Interaction of J-protein co-chaperone Jac1 with Fe-S scaffold Isu is indispensable in vivo and conserved in evolution

Abstract

The ubiquitous mitochondrial J-protein Jac1, called HscB in Escherichia coli, and its partner Hsp70 play a critical role in the transfer of Fe-S clusters from the scaffold protein Isu to recipient proteins. Biochemical results from eukaryotic and prokaryotic systems indicate that formation of the Jac1-Isu complex is important for both targeting of the Isu for Hsp70 binding and stimulation of Hsp70's ATPase activity. However, in apparent contradiction, we previously reported that an 8-fold decrease in Jac1's affinity for Isu1 is well tolerated in vivo, raising the question as to whether the Jac1:Isu interaction actually plays an important biological role. Here, we report the determination of the structure of Jac1 from Saccharomyces cerevisiae. Taking advantage of this information and recently published data from the homologous bacterial system, we determined that a total of eight surface-exposed residues play a role in Isu binding, as assessed by a set of biochemical assays. A variant having alanines substituted for these eight residues was unable to support growth of a jac1-Δ strain. However, replacement of three residues caused partial loss of function, resulting in a significant decrease in the Jac1:Isu1 interaction, a slow growth phenotype, and a reduction in the activity of Fe-S cluster-containing enzymes. Thus, we conclude that the Jac1:Isu1 interaction plays an indispensable role in the essential process of mitochondrial Fe-S cluster biogenesis.

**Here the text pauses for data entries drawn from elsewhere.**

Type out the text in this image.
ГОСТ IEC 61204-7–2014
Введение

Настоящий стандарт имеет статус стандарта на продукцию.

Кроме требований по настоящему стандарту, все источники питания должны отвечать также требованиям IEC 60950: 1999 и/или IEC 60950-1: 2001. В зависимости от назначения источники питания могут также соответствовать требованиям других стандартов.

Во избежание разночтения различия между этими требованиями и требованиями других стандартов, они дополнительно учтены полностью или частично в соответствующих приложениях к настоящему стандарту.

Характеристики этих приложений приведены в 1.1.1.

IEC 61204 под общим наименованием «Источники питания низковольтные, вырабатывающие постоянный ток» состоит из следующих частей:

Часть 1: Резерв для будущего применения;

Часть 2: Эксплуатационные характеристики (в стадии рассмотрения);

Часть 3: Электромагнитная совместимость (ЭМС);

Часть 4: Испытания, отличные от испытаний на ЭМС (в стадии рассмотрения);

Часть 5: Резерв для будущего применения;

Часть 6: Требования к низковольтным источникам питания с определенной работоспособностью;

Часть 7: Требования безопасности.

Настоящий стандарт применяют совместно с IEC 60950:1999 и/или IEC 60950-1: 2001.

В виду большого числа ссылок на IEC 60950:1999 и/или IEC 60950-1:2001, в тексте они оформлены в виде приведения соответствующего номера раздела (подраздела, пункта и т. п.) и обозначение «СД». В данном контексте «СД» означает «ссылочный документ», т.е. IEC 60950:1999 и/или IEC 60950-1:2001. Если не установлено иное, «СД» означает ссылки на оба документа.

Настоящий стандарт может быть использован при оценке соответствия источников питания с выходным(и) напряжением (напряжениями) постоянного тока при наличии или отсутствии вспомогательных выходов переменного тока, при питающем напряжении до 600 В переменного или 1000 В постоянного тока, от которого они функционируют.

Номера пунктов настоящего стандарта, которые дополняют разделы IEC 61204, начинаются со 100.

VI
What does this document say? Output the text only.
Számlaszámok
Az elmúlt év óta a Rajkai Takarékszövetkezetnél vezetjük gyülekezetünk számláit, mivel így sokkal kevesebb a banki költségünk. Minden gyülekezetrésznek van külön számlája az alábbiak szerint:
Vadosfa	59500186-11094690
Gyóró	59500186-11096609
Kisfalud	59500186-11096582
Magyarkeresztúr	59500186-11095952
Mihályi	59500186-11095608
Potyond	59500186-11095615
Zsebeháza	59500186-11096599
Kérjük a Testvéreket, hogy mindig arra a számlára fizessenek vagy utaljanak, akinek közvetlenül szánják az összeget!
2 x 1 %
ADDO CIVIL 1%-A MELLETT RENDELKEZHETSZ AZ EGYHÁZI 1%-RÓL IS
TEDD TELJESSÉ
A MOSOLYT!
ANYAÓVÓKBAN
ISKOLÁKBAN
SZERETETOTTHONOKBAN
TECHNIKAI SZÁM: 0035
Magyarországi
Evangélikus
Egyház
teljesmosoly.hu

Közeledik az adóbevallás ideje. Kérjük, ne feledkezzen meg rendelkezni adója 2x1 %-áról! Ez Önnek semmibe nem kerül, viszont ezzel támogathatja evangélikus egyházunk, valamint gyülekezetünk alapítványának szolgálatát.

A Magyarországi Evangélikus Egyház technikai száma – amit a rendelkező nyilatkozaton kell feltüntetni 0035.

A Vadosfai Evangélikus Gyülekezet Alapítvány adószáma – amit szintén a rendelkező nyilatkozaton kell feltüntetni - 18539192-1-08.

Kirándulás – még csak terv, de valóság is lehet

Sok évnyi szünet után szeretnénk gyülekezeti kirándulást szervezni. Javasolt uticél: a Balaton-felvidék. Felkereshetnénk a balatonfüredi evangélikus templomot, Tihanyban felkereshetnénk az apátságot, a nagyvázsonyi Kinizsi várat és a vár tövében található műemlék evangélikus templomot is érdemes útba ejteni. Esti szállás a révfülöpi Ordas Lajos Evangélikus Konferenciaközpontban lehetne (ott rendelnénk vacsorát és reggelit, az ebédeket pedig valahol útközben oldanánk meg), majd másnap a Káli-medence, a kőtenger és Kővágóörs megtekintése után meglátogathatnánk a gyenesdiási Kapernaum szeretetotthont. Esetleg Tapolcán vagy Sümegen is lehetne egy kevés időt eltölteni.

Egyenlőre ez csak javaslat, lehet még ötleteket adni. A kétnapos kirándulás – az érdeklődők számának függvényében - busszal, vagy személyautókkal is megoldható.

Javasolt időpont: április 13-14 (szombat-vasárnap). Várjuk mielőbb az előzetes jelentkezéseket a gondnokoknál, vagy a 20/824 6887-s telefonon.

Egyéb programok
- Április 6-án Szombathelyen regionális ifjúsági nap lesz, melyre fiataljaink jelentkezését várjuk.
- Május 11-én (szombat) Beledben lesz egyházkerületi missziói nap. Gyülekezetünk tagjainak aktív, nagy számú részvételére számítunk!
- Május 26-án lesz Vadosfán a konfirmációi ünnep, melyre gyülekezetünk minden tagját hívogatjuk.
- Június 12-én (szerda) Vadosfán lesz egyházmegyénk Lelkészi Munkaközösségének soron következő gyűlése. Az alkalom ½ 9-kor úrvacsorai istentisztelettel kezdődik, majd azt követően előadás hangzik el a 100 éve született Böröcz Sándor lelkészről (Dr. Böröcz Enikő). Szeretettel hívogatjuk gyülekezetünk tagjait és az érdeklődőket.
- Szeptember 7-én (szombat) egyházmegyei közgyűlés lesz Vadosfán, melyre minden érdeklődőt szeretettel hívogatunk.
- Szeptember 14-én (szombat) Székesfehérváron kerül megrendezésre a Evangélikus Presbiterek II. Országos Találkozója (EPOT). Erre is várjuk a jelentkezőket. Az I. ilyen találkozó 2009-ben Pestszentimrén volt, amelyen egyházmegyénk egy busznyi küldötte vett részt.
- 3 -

Fig. 1. Saccharomyces cerevisiae Jac1 protein structure

Ribbon diagram of Jac1 protein. Rainbow coloring from blue to red indicates the N- to C-terminal positions of the residues in the model. The α-helices are numbered in corresponding colors. Numbers in black correspond to residue positions. The diagram was generated using Pymol (DeLano Scientific LL).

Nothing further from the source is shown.